Depuis 2008, Pékin dépense 1,3 milliard d’euros par an pour établir « un nouvel ordre mondial des médias »

« Pour façonner le contenu et les récits médiatiques à travers le monde, affectant chaque région et plusieurs langues », Pékin utilise une combinaison de « formes largement acceptées de diplomatie publique avec des activités plus secrètes, corrompues et coercitives qui sapent les normes démocratiques, réduisent la souveraineté nationale, affaiblissent la viabilité financière des médias indépendants et violent les lois de certains pays ». Telle est l’analyse de Freedom House, organisation non gouvernementale financée principalement par le gouvernement américain qui étudie l’état de la démocratie dans le monde et citée par le rapport.
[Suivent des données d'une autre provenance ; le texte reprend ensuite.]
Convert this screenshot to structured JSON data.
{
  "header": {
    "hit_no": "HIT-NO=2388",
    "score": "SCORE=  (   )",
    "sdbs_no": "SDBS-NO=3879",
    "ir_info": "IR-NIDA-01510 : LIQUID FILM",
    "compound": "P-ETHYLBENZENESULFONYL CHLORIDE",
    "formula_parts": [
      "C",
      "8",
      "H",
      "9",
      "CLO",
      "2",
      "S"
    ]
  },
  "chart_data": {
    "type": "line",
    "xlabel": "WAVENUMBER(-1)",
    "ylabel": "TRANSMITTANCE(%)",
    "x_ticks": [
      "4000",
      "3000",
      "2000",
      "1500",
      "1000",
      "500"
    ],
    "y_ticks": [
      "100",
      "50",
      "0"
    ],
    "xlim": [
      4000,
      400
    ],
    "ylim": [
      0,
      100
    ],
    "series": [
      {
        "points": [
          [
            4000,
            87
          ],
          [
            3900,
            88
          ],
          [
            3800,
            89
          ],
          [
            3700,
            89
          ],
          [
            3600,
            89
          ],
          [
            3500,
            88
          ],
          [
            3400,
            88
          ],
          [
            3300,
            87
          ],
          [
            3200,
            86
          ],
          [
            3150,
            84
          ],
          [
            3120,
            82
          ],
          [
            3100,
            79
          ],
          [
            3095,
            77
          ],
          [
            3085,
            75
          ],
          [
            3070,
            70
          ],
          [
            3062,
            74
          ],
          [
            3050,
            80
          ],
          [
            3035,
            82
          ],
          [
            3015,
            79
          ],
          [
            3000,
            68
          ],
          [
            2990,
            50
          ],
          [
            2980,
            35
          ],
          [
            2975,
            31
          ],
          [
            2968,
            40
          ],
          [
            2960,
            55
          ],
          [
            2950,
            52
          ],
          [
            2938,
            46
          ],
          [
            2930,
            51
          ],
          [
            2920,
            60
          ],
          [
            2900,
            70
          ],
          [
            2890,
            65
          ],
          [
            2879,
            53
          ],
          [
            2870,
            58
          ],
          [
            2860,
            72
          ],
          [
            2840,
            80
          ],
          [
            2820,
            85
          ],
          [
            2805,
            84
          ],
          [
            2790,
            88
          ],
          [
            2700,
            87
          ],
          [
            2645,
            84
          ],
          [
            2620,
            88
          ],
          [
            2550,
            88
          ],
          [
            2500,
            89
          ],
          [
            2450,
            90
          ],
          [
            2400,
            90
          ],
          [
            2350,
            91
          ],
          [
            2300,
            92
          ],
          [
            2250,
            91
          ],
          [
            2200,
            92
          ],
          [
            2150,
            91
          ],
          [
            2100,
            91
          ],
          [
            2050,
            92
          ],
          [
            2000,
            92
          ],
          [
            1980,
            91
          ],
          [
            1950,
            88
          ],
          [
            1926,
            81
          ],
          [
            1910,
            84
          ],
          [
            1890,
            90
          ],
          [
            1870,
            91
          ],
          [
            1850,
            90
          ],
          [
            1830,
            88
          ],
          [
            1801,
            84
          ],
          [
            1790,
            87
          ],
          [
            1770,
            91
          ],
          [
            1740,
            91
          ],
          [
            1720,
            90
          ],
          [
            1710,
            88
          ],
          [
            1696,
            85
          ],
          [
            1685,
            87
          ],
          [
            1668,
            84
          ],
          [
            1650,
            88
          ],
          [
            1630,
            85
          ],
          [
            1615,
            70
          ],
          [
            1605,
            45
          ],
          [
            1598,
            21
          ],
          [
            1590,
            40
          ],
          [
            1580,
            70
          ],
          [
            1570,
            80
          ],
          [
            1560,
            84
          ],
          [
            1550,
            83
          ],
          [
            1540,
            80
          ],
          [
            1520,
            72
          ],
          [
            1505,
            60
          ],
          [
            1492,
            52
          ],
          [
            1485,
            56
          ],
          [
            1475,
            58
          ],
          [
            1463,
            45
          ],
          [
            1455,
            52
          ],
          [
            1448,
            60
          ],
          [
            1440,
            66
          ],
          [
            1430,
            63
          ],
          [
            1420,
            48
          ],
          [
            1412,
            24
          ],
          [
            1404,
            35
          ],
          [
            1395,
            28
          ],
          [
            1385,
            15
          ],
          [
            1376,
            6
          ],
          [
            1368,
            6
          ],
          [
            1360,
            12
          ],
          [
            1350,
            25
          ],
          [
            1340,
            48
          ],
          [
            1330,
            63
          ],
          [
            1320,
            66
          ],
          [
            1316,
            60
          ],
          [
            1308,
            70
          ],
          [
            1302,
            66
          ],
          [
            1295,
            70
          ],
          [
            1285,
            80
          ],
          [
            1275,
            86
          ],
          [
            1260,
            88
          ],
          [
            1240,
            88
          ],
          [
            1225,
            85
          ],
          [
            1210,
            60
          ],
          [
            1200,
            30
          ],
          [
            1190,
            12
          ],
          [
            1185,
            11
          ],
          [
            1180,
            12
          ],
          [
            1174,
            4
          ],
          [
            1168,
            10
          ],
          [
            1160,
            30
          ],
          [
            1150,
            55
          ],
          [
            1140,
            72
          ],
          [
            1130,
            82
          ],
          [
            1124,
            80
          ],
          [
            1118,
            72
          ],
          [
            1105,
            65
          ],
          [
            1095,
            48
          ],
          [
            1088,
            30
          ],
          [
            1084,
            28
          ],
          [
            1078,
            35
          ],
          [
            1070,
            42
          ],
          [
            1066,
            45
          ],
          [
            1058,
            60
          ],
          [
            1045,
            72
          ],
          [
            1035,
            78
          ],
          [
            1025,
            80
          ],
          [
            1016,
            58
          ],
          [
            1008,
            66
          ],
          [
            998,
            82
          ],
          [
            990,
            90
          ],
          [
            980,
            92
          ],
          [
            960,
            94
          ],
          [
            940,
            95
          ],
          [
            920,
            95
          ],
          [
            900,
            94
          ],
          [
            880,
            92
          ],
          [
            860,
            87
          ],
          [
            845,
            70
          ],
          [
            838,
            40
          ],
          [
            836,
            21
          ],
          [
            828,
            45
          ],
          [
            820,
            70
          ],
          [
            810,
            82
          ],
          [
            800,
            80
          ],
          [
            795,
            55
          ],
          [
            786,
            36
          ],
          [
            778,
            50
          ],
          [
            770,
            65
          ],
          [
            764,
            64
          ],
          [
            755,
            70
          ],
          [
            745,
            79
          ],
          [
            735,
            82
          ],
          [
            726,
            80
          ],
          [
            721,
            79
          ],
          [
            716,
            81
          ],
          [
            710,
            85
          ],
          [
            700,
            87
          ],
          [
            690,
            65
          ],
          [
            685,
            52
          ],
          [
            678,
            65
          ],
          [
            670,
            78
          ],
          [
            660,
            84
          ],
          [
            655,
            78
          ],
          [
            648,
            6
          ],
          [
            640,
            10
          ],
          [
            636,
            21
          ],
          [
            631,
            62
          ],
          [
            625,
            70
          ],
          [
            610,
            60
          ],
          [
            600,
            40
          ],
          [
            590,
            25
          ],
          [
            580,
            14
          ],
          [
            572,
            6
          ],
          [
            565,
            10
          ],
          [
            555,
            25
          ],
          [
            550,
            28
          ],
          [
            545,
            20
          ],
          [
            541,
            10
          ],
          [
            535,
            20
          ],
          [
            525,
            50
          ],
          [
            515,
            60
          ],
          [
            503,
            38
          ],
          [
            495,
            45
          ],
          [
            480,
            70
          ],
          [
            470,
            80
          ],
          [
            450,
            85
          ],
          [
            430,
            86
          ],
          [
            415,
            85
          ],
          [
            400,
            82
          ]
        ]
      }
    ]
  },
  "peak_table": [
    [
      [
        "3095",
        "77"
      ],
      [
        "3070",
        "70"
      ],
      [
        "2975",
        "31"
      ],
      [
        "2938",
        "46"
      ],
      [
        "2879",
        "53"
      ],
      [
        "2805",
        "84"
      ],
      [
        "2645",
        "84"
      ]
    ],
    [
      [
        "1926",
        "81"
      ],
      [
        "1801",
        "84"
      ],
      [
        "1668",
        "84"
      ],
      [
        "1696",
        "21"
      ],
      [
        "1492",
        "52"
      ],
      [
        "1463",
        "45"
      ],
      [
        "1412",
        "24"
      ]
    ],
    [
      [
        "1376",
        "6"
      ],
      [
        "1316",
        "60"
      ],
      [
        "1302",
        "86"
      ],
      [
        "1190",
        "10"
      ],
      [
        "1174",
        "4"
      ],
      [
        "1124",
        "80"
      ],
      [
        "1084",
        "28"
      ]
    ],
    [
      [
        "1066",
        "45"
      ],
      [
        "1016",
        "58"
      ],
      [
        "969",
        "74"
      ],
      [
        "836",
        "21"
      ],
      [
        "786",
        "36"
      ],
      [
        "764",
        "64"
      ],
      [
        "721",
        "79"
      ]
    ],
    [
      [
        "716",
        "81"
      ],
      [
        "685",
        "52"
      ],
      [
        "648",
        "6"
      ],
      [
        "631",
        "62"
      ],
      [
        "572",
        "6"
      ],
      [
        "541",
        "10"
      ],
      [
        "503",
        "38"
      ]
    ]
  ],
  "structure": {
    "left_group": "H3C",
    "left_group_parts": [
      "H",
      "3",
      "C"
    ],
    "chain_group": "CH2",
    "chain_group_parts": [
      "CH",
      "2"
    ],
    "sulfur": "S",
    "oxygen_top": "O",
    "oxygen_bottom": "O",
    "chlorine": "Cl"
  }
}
En 2008, le Parti communiste chinois s’est laissé surprendre par la communication autour des Jeux olympiques de Pékin dont la médiatisation internationale a servi de « caisse de résonance pour les opposants au régime ». Pékin se donne alors les moyens de s’en prémunir, consacrant 10 milliards de renminbis par an (1,3 milliard d’euros) à l’établissement d’un « nouvel ordre mondial des médias », selon l’expression de Li Congjun, membre du Comité central du Parti et ancien président de Xinhua, la plus grande agence de presse chinoise.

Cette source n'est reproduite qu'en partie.